By five o’clock we had read the newspaper and were dressed and on the road again into the city for our night out. We parked fairly centrally and wandered around and around several blocks in search of inspiration or a licensed Thai restaurant, finally settling for the old Courthouse Hotel with its expansive courtyard just full of mainly youthful tourists enjoying a beer in the last of the afternoon heat. We were coerced by a pretty young girl at the entrance handing out leaflets advertising the specials for the day, and saw that Tuesdays offered a special deal on pizzas. And so it was that we soon found ourselves sitting on the terrace of this wonderful old building eating delicious pizzas washed down with a rare glass of wine. We followed that with our favorite desert around the corner at the Scottish Restaurant, and were back at the Civic Centre in plenty of time to find a seat in the foyer and engage in conversation with a lovely local couple.

As we had walked back to the cruiser, dark had fallen and the sky was alive with fruit bats, squealing and wheeling overhead. It was wonderful, but sad to think that they are becoming more and more a vilified species as further domestic animals are being put down with the hendra virus, and their human carers on the observation lists.

La Traviata is one of our favourite operas, indeed I would say my own favourite, and so we know the synopsis and the music backward. So often we bypass a production because we have seen it before, and so we could have easily dismissed this in the same manner. I am so glad we did not. How we enjoyed this wonderful production. Oz Opera is part of Opera Australia which takes productions, obviously downsized for travel convenience, to the regional cities. While the cast was decidedly smaller than when we saw it in Auckland, they did themselves proud. It was just fabulous!

And so we returned to camp in the dark which is so unusual for us who are unusually tucked inside our little home by nightfall, or even early afternoon. It had indeed been the awesome day anticipated the day before.

We slept in this morning, not because of our late night, but because rain has that lullaby effect and it had rained and rained, and still continued to do so from time to time after we rose.

I checked the forecast for the next few days and it looked as if today might be the last inclement day, so the planned tikki tours are on hold until at least tomorrow.

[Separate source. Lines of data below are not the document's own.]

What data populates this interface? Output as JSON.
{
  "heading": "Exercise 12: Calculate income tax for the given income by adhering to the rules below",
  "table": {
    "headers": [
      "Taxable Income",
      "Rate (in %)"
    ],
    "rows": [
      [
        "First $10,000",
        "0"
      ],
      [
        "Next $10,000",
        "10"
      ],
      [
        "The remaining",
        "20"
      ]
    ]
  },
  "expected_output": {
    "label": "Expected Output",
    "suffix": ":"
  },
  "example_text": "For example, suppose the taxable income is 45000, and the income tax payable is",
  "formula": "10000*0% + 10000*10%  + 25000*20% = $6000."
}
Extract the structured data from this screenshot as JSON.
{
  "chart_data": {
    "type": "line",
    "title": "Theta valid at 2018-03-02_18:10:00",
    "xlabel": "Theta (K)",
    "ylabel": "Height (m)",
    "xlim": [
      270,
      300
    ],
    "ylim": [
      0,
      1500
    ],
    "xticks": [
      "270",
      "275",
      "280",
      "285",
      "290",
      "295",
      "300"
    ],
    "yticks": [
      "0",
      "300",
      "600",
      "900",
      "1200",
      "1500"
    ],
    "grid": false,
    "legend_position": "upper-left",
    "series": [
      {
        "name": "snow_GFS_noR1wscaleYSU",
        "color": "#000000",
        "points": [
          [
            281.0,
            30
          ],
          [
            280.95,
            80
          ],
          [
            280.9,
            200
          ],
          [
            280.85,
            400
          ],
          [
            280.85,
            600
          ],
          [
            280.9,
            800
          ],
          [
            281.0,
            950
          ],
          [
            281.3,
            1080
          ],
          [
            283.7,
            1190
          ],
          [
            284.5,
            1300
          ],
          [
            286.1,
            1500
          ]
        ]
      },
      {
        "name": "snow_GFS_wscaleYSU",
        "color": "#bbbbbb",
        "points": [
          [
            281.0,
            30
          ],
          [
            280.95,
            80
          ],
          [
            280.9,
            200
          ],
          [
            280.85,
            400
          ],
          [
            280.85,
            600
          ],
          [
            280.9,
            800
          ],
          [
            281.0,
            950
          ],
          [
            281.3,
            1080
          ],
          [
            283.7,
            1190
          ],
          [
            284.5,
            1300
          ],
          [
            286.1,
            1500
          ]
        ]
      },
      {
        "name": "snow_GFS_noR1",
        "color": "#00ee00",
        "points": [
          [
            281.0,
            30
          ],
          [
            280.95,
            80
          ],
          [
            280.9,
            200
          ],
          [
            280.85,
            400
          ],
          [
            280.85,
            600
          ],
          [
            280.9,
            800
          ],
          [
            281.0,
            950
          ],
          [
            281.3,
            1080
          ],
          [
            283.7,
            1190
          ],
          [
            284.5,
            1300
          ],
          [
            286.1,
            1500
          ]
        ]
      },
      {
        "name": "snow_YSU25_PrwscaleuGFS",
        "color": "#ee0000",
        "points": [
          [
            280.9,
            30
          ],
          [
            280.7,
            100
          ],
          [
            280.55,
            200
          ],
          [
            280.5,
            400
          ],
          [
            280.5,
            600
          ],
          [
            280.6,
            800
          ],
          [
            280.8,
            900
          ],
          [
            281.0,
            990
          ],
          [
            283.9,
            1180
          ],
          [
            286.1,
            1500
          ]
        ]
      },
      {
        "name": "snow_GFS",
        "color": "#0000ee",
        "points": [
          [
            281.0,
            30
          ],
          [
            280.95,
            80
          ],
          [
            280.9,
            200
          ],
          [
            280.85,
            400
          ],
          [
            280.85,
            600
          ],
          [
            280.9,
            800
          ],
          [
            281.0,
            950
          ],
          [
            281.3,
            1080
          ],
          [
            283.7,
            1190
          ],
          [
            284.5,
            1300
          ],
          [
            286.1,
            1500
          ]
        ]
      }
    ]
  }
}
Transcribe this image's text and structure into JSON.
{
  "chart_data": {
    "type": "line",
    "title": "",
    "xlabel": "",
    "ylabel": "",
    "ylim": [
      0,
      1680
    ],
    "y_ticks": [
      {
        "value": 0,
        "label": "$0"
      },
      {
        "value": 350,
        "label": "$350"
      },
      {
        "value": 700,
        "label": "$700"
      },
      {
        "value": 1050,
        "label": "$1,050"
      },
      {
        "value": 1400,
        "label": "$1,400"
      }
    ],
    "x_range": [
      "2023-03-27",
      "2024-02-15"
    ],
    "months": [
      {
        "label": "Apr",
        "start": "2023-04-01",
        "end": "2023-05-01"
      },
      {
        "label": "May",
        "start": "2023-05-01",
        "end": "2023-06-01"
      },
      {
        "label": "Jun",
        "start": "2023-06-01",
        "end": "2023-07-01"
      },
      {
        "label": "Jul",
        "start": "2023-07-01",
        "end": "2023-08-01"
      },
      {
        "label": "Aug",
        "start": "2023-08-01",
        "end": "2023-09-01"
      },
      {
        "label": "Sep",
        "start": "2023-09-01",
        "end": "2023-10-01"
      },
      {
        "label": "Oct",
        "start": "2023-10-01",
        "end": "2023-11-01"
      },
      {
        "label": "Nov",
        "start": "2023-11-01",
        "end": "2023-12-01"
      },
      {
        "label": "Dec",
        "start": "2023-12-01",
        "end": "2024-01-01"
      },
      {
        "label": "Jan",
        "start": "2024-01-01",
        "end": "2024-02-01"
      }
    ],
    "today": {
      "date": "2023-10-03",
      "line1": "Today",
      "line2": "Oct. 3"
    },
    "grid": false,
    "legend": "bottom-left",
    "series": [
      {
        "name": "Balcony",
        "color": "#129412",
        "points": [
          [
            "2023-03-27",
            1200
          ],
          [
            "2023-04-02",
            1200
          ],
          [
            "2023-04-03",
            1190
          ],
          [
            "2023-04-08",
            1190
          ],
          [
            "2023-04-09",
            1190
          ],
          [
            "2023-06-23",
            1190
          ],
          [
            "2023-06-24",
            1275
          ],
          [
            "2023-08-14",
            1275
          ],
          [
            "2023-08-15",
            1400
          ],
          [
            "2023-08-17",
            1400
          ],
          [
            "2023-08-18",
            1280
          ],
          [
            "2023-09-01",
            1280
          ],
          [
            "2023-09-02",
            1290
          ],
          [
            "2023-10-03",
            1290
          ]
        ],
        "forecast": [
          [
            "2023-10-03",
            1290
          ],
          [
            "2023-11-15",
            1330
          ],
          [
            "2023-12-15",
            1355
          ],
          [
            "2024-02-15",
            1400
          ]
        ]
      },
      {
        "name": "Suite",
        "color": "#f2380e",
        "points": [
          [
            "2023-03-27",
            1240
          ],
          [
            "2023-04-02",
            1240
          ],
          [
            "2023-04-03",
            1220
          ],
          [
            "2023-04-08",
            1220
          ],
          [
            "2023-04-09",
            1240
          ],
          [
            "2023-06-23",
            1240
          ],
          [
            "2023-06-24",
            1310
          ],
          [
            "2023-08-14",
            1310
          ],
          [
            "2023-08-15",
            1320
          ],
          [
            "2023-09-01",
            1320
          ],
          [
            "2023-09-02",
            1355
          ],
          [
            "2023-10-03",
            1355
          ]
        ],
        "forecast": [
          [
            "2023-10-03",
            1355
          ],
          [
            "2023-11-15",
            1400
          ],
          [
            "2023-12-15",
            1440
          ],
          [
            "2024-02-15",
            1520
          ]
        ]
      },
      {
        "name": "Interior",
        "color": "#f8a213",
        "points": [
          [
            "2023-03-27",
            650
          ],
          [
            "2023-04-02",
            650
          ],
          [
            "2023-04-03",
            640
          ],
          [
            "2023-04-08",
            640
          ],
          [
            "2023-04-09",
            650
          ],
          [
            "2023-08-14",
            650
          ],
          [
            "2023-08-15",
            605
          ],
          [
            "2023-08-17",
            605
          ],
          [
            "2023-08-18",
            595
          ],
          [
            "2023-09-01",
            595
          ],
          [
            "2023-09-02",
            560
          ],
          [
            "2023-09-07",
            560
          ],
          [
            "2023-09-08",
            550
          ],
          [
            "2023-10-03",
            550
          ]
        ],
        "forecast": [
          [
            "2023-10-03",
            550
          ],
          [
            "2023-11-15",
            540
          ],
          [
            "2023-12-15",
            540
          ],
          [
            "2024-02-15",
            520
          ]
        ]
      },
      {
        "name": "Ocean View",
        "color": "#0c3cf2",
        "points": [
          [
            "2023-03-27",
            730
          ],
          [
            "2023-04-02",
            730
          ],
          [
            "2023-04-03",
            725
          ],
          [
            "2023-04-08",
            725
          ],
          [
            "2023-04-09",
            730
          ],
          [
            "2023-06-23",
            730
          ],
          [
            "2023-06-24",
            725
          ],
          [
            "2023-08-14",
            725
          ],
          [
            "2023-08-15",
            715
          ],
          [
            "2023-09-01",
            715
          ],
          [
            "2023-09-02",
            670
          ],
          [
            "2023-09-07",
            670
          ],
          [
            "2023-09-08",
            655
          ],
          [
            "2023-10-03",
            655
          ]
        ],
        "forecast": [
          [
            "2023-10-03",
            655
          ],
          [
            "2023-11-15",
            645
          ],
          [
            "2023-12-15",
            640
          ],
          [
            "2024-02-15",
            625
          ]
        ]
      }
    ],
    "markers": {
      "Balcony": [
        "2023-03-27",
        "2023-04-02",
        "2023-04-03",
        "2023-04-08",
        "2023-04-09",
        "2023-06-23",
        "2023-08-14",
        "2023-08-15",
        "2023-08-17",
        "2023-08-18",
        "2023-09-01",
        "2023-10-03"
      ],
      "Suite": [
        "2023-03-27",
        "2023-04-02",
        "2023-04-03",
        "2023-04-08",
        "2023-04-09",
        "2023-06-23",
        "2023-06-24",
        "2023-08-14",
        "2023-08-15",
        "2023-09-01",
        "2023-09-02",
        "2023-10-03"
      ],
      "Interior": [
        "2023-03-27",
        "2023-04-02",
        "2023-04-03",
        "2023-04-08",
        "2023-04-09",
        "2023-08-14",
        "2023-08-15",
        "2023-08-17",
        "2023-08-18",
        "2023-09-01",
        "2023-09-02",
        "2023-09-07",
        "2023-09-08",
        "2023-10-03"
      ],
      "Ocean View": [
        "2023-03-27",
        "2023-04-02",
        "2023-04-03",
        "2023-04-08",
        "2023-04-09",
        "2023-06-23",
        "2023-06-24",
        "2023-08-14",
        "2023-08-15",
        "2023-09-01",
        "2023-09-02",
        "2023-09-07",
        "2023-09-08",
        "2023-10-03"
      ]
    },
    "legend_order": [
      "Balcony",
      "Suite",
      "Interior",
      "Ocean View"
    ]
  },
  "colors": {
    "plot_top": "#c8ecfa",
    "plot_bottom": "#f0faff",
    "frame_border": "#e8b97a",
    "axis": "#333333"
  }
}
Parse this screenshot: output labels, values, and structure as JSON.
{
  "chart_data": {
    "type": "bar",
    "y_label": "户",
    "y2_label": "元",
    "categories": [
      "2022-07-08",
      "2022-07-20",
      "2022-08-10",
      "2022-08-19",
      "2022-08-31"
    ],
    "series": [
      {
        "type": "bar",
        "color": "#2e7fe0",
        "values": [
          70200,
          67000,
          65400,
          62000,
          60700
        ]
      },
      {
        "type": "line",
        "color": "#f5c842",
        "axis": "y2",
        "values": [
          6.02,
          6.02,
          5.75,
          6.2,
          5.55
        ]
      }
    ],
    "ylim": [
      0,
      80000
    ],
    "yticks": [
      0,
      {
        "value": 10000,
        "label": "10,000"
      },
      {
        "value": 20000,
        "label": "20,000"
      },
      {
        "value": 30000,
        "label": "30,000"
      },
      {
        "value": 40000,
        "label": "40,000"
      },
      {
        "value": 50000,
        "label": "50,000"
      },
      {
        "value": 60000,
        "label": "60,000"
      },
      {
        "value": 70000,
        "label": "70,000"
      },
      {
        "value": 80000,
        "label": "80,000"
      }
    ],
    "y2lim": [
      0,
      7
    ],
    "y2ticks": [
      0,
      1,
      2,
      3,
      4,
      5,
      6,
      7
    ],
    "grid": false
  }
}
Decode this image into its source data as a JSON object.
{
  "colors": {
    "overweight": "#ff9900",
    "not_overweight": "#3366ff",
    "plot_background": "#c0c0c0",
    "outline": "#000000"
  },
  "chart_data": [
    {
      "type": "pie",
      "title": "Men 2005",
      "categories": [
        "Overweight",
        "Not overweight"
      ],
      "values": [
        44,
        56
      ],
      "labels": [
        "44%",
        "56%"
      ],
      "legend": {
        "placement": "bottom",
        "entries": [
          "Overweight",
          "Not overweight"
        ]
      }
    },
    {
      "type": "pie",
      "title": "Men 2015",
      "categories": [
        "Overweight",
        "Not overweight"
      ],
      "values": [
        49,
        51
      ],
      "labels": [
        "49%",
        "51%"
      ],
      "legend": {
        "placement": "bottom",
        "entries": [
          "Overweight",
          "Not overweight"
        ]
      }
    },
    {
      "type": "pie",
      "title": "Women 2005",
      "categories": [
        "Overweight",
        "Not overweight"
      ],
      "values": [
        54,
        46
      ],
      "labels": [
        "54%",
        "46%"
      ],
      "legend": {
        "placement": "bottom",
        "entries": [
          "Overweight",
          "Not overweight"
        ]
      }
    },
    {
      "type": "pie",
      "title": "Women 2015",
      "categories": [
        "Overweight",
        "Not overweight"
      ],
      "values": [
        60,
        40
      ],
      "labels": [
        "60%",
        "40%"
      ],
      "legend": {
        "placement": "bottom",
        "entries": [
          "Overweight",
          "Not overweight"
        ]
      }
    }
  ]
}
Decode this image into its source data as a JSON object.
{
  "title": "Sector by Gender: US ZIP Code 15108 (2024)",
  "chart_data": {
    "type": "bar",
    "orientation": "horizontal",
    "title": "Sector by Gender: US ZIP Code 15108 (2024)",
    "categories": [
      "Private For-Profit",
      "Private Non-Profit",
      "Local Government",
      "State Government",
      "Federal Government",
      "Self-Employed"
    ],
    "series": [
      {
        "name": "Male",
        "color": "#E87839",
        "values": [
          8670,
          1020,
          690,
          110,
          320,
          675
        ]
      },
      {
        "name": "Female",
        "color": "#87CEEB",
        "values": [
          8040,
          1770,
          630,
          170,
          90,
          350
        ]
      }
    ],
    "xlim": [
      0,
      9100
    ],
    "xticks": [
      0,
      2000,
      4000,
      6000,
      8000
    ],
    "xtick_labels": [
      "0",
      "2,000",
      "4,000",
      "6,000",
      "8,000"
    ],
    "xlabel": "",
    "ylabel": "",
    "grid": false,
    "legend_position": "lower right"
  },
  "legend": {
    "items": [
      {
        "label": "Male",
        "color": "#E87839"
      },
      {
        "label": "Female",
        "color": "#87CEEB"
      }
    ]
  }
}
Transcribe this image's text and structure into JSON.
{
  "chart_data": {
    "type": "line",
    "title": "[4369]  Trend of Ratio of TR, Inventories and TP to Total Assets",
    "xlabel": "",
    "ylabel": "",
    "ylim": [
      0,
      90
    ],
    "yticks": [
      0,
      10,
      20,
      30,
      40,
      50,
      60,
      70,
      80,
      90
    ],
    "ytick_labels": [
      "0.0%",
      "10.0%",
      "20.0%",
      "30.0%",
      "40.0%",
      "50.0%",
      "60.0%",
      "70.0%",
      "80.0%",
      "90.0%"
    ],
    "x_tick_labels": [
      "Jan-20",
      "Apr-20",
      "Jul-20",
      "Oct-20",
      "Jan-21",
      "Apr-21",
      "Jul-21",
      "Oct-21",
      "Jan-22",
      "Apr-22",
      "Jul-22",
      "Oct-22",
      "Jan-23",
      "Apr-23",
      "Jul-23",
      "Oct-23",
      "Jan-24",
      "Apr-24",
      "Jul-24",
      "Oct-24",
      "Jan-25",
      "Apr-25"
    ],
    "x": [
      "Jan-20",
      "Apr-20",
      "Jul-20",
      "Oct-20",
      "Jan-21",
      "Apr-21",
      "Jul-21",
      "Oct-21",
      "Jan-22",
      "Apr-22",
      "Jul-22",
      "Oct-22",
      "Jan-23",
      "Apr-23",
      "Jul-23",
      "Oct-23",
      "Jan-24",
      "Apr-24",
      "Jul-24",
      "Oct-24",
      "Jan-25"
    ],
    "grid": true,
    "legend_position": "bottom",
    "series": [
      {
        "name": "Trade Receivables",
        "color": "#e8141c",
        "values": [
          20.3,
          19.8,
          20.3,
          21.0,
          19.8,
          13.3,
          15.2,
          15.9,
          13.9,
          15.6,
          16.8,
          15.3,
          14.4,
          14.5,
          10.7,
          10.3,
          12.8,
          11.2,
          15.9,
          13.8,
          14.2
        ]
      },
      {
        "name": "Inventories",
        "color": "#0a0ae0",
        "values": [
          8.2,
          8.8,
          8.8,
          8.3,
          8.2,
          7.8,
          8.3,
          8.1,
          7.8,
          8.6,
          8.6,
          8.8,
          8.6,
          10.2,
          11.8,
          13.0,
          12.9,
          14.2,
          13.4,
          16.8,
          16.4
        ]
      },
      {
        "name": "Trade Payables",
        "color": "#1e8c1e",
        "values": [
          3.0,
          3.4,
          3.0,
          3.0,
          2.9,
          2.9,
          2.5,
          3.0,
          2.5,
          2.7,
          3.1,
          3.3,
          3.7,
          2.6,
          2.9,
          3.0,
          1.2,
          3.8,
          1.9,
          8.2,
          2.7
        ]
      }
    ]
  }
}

Instead the day has been spent doing more of what we are so good at: shopping! More things for the planned expedition from BCF, Super Cheap Auto, Bunnings and other bits and bobs that one just cannot be without. The water filter suppliers rang from Sydney in response to our feedback email and have promised a free replacement if one filter does not last six months. So having previously named and shamed the company, I have edited this blog to remove their name from any resulting unwarranted bad mouthing.

As I complete the days account, there are kookaburras in the trees close by laughing with gurgling hilarity, a sound that still thrills me after all this time. Fellow campers just carry on as if nothing out of the ordinary is taking place which makes the concert all the more bizarre. How I love the wildlife in this amazing country!